Misi Katolik ini bekerja tidak hanya di Maluku, tetapi juga di Flores, Timor Timur,
Kepulauan Kei, Pulau Jawa, yaitu di sekitar Muntilan, Malang, dan Jakarta, serta pulau-
pulau lain di Indonesia.
Selain mengajarkan agam, misi Katolik juga membangun sekolah-sekolah dan rumah
sakit yang tersebar di seluruh Indonesia. Karya misi Katolik ini tidak hanya terbatas pada
orang yang beragama Katolik saja, tetapi bagi semua orang, apapun agama atau
kepercayaannya.
Pusat agama Katolik di seluruh dunia terletak di Vatican, suatu wilayah di negara Roma,
Italia. Pimpinannya disebut Paus. Pimpinan gereja Katolik di Indonesia disebut Majelis
Agung Wali Gereja Indonesia (MAWI). MAWI sering melakukan pendekatan antara
kelompok-kelompok agama Kristen Katolik dengan kelompok agama lain yang ada di
Indonesia.
Bangsa Belanda memperkenalkan
agama Kristen Protestan untuk
Pertama Kali di Indonesia
Mula-mula penyebaran itu di arahkan kepada orang yang berada di sekitar tempat perdagangan
rempah-rempah, umumnya di Maluku dan kemudian meluas ke segala pelosok di tanah air.

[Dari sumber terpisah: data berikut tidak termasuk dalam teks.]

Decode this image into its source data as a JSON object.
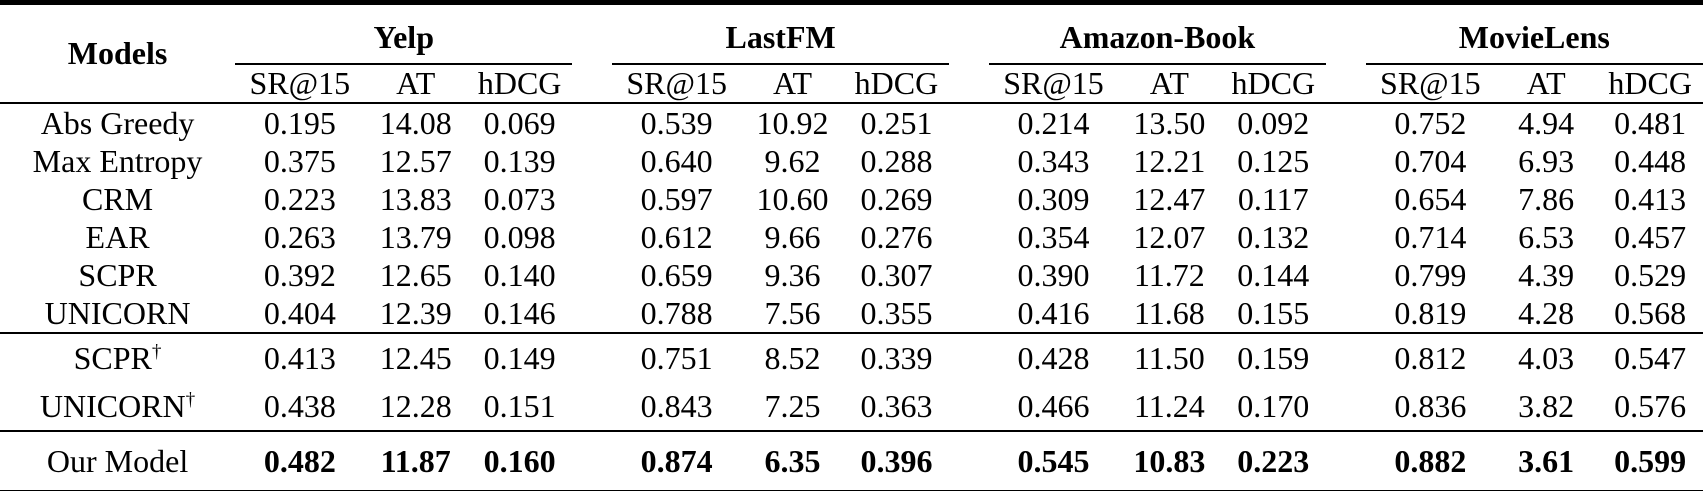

Pendeta-pendeta Protestan yang datang yang datang dari Negeri Belanda pada umumnya bekerja
untuk bangsa Belanda, tetapi kemudian mereka juga mengajarkannya kepada penduduk asli.
Dalam penyiaran ini pemerintah penjajahan sangat membatasi pekerjaan pengabaran agama
kepada penduduk asli, karena takut mengganggu perdagangan yang mereka laksanakan.
Namun, penyebaran agama tidak dapat dan tidak boleh disamakan dengan kepentingan dagang.
Oleh karena itu, meskipun terdapat hambatan dari pemerintah penjajah, agama Kristen Protestan
berkembang terus.
Selain dari bangsa Belanda pendeta dari Jerman, Amerika dan Swiss juga bekerja di Indonesia.
Pada umumnya mereka bekerja di pelabuhan, seperti Kalimantan, tanah Batak dan Irian Jaya.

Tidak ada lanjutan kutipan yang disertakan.